Another current example of white ignorance is found in education and children development. Dull, Rogers, and Ross have studied youth development in the US. In their research they learned that: ‘[…] white children's racial development is intertwined with white ignorance. That is, rather than assuming that white youth have no knowledge about racism and racial inequality, or have yet to learn about it, we instead uncovered how their construction of race—that was in large part a not knowing about racism—is a form of learning shepherded by white ignorance’ (Dull, Rogers & Ross 2025).
Amnesia can also be found in the realm of educational philosophy and the creation of conscience in a nation.

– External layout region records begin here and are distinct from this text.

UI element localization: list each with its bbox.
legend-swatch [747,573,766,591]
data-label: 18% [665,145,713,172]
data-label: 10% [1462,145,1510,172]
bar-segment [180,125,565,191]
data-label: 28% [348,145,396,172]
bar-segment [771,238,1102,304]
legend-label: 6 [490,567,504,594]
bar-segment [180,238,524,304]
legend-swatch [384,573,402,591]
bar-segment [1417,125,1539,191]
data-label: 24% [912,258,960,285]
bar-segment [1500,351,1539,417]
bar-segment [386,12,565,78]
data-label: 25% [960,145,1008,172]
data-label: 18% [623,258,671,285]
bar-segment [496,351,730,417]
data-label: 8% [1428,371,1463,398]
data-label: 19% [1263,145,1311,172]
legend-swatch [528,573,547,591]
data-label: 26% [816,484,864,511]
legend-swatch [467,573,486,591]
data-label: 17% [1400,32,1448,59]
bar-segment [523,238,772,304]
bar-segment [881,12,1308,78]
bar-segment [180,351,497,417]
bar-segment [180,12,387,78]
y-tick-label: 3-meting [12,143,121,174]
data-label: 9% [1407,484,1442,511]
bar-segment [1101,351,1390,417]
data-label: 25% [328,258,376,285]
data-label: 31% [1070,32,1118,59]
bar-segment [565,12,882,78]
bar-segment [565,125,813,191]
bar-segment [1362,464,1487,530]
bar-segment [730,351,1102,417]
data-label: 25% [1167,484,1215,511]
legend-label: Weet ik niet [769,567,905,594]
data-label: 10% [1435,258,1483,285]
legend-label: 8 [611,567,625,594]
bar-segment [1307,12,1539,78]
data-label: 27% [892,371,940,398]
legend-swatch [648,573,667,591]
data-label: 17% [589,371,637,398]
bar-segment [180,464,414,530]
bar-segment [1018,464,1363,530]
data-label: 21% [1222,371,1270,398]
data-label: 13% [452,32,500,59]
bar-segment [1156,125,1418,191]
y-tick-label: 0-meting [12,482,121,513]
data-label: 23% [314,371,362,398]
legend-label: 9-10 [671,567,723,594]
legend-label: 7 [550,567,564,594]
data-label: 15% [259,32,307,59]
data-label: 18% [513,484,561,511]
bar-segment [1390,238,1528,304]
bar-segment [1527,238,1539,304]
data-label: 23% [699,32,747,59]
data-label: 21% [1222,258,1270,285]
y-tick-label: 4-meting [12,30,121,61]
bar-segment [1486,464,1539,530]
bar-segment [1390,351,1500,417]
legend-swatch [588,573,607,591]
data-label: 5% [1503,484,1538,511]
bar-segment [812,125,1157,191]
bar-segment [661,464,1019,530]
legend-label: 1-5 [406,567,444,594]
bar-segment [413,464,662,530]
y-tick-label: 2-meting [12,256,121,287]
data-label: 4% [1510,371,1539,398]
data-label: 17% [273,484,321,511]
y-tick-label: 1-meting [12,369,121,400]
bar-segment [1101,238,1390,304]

Margonis addresses this in relation to the work of John Dewey, one of the greatest U.S. public intellectuals of the 20th century, and who by all accounts can be associated with the ideas behind progressive education. Margonis states: ‘[…] Dewey took vocal stands on countless public issues, yet he did not enter the extremely important early twentieth-century debate over the aggressiveness of U.S. foreign policy. […] Even though Dewey criticizes President Roosevelt for neglecting economic inequalities, he says nothing regarding Roosevelt’s racism, imperialism, or doctrine of manifest destiny. […] Dewey’s struggles in understanding U.S. foreign policy may well be traced to his participation in the white community’s epistemology of ignorance’ (Margonis 2007).
White ignorance has some similarities with colonial unknowing, as both concepts aim to actively obfuscate processes to redress colonisation and racism. Both are social constructs to maintain power over those who have—or continue to be— affected by racism or colonisation. Yet, while colonial unknowing encompasses issues related to race, it also extends to other concepts. In contrast, white ignorance is mainly concerned with matters of white supremacy.